It was impossible to grow up in Cornwall with an artistic dad and passionate art teachers and not be aware of the Newlyn and St Ives schools of painting. 'Schools' is maybe too strong a word as there was no real physical grouping of individuals. Rather, they were like-minded artists who formed colonies at around the same time. We use the term 'schools' because what they did wasn't as grand as a movement like cubism or modernism. They didn't change the direction of art. What they did do was demonstrate how different artists can be inspired by and represent the same subject matter in a myriad of different ways. The St Ives school is most famous and featured the likes of sculptor Dame Barbara Hepworth, potters Bernard Leach and Shoji Amada, painters Alfred Wallis and Patrick Heron and many others. They came to notice in the late 1930s and achieved great success in the 1950s and 60s. Much of their work is now on display in Hepworth's house and the stunning purpose built Tate Gallery St Ives.
Walter Langley (1852 – 1922) was born in Birmingham and at 15 was apprenticed to a lithographer. At 21 he won a scholarship to South Kensington and he studied design there for two years. The sometimes highly ornate work is mainly in gold and silver and in a Renaissance style. He returned to Birmingham but took up painting full time, and in 1881 was elected an Associate of the Royal Birmingham Society of Artists. In the same year he was offered £500 for a year's work by a Mr Thrupp (a Birmingham photographer). With this money he and his family moved to Newlyn where he was one of the first artists to settle.

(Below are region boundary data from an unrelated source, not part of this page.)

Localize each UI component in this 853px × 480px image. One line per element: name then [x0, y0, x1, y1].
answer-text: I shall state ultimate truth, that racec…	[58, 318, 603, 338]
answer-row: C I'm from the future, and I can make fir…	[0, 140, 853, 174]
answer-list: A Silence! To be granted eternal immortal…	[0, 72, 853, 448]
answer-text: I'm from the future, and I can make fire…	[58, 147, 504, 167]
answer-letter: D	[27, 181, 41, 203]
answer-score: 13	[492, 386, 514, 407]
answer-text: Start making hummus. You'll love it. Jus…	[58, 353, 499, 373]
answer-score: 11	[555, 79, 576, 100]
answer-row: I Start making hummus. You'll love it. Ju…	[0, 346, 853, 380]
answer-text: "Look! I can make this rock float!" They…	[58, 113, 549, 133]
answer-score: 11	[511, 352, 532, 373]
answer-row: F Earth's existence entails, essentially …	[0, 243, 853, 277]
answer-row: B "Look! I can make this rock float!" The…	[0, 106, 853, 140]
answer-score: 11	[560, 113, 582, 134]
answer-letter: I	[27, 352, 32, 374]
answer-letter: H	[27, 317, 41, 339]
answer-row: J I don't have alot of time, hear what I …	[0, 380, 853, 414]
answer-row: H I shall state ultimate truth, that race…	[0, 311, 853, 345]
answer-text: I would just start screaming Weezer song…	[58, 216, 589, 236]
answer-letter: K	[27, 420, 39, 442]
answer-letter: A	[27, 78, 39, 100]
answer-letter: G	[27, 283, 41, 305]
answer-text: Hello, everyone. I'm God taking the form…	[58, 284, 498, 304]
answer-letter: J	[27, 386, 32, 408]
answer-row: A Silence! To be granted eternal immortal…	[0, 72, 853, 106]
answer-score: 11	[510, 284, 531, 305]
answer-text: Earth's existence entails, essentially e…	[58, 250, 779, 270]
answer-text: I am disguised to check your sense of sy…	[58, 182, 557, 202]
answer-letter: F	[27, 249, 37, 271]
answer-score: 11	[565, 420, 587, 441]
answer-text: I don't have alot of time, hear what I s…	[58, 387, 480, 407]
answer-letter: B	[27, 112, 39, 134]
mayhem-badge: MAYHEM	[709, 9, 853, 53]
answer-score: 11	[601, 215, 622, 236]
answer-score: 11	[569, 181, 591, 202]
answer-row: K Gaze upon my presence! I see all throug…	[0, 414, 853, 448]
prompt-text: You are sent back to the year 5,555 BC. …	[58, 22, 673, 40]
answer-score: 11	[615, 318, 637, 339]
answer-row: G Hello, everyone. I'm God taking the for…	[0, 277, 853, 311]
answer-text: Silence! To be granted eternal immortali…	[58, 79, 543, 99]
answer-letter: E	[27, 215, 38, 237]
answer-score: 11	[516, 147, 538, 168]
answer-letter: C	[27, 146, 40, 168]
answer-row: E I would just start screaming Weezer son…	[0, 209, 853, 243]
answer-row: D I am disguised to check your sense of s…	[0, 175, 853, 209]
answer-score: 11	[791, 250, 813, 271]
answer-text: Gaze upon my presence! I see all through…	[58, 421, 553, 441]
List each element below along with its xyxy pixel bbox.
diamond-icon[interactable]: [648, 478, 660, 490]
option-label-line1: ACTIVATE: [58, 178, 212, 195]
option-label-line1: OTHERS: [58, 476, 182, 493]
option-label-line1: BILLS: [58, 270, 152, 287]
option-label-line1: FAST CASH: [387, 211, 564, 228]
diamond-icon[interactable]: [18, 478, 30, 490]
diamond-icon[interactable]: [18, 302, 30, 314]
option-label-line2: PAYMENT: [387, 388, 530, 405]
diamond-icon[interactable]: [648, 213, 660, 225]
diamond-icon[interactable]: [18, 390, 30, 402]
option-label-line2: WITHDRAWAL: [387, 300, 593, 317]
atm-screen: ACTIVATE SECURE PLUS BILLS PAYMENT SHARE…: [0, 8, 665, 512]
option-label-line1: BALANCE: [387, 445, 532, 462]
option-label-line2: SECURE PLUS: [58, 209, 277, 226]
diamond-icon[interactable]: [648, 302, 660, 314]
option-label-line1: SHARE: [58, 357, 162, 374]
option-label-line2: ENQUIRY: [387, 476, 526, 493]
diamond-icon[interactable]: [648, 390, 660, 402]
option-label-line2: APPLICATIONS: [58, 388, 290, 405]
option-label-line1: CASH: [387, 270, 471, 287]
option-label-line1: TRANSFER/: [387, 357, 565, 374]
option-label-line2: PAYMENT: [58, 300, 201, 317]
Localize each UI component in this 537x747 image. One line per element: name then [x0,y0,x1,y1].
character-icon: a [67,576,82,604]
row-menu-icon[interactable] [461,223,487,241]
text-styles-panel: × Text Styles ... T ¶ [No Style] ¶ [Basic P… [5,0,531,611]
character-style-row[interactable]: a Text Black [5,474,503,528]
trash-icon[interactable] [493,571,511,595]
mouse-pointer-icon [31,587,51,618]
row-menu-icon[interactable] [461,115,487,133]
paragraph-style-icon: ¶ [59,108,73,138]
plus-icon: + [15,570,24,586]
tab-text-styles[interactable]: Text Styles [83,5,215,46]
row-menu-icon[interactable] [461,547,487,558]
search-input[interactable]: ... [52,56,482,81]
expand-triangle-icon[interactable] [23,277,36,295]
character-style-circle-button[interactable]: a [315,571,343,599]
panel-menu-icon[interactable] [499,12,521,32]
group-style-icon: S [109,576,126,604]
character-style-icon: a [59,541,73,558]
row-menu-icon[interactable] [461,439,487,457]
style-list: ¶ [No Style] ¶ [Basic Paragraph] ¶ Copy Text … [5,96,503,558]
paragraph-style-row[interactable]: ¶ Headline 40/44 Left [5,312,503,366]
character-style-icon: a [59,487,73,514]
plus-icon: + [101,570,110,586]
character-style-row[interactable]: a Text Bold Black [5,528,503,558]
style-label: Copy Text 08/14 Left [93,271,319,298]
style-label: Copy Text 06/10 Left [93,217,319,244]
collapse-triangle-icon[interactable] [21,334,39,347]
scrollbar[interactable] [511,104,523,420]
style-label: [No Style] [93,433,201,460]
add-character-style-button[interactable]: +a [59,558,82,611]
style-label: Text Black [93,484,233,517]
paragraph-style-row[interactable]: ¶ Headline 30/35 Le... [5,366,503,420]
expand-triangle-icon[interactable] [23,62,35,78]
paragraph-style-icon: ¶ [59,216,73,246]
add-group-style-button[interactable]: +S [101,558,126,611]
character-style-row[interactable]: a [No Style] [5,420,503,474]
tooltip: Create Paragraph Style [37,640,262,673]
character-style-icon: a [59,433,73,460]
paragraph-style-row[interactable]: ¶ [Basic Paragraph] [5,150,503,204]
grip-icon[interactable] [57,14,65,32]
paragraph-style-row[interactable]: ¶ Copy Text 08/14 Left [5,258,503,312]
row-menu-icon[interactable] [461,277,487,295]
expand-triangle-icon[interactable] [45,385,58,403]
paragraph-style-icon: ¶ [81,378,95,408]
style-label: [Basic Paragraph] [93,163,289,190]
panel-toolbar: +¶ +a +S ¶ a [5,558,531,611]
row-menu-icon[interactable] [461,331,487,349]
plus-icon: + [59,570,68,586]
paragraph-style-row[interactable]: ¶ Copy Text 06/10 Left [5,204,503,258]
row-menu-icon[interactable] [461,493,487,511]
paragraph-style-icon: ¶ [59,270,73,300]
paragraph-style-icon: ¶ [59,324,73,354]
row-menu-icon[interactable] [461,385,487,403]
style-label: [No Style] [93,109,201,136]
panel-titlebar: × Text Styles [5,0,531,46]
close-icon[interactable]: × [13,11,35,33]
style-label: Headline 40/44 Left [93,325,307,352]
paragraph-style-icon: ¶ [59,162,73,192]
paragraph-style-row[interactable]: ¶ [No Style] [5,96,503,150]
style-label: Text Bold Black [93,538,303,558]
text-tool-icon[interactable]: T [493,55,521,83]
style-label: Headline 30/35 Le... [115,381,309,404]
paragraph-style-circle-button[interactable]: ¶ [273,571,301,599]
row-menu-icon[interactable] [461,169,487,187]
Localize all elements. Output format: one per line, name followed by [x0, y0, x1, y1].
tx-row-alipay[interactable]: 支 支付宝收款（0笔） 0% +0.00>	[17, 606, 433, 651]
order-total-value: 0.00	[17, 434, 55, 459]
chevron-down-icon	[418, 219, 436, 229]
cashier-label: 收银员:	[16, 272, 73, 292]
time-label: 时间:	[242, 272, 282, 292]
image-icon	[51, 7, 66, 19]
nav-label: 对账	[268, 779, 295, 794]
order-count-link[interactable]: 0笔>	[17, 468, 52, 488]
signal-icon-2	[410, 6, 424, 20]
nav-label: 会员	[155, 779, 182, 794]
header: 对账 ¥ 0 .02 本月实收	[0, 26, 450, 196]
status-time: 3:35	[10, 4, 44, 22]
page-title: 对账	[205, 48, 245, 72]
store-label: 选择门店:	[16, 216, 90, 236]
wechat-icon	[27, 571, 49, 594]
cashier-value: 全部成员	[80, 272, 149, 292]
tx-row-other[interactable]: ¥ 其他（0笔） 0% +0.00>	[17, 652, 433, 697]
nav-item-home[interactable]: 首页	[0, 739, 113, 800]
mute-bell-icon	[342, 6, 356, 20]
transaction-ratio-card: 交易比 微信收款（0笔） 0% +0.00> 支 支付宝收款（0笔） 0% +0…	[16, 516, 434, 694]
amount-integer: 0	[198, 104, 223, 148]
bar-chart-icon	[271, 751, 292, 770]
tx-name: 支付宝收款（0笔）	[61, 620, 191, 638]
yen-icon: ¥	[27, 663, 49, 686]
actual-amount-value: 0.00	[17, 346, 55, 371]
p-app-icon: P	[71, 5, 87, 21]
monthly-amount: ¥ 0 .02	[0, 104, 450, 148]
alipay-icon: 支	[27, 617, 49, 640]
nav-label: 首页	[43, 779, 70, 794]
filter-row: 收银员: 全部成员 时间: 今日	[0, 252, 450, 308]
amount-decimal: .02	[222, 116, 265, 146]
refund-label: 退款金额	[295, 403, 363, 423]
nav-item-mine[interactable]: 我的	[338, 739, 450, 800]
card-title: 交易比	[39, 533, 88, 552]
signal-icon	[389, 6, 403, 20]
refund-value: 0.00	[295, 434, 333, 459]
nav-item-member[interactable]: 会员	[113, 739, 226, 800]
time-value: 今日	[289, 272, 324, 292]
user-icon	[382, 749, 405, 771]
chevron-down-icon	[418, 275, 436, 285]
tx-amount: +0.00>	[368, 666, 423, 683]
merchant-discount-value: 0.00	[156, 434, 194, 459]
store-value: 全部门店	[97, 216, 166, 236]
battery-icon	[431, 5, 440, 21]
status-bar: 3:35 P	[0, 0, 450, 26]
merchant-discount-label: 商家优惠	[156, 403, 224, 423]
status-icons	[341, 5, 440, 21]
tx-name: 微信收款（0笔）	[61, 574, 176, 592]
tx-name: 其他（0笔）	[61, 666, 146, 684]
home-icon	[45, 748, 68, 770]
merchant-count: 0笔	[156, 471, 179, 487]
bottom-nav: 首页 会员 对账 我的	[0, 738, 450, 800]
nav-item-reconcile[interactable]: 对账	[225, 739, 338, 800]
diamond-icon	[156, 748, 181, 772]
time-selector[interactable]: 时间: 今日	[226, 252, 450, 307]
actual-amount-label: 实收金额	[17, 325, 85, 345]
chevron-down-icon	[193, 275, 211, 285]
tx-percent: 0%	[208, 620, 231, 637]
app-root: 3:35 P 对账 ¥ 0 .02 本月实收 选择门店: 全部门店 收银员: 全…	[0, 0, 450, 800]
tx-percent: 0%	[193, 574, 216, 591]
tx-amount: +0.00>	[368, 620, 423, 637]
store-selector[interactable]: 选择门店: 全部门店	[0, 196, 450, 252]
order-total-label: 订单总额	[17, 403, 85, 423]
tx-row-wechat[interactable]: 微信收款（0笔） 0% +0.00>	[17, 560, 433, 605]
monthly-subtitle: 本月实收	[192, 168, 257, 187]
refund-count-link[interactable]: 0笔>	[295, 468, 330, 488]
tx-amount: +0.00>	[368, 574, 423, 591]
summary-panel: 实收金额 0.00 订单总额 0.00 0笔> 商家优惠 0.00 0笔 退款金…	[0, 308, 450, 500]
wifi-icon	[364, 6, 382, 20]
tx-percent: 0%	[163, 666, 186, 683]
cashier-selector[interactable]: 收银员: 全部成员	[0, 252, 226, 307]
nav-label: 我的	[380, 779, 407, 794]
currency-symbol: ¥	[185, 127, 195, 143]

Although one of the first to settle in the Newlyn artists' colony, Langley initially benefited little from its growing fame, partly because of his working class origins and partly because until 1892 he painted largely in watercolour rather than the more prestigious medium of oils. But his early training in lithography gives his paintings a detail and texture that show his technical skills.
Later in his career his reputation grew. One of Langley's paintings was singled out as 'a beautiful and true work of art' by Leo Tolstoy in his book What is Art? while in 1895 Langley was invited by the Uffizi to contribute a self portrait to hang alongside those of Raphael, Rubens and Rembrandt in their collection of portraits of great artists.Today his work is considered vital to the image of the Newlyn School and, alongside Stanhope Forbes, the most consistent in style and substantial in output.
I have two excellent books about Langley. One is The Shining Sands by Tom Cross which looks at both the Newlyn and St Ives schools in detail. The other - my favourite - is Walter Langley: Pioneer of the Newlyn Art Colony by Walter's grandson Roger. The latter is a superb catalogue of his work and really quite hard to find. BBC4 has been showing some excellent art programmes in its Thursday 9pm slot for the past few weeks and I understand that soon there will be a show about the Newlyn School. I'll be glued to the set.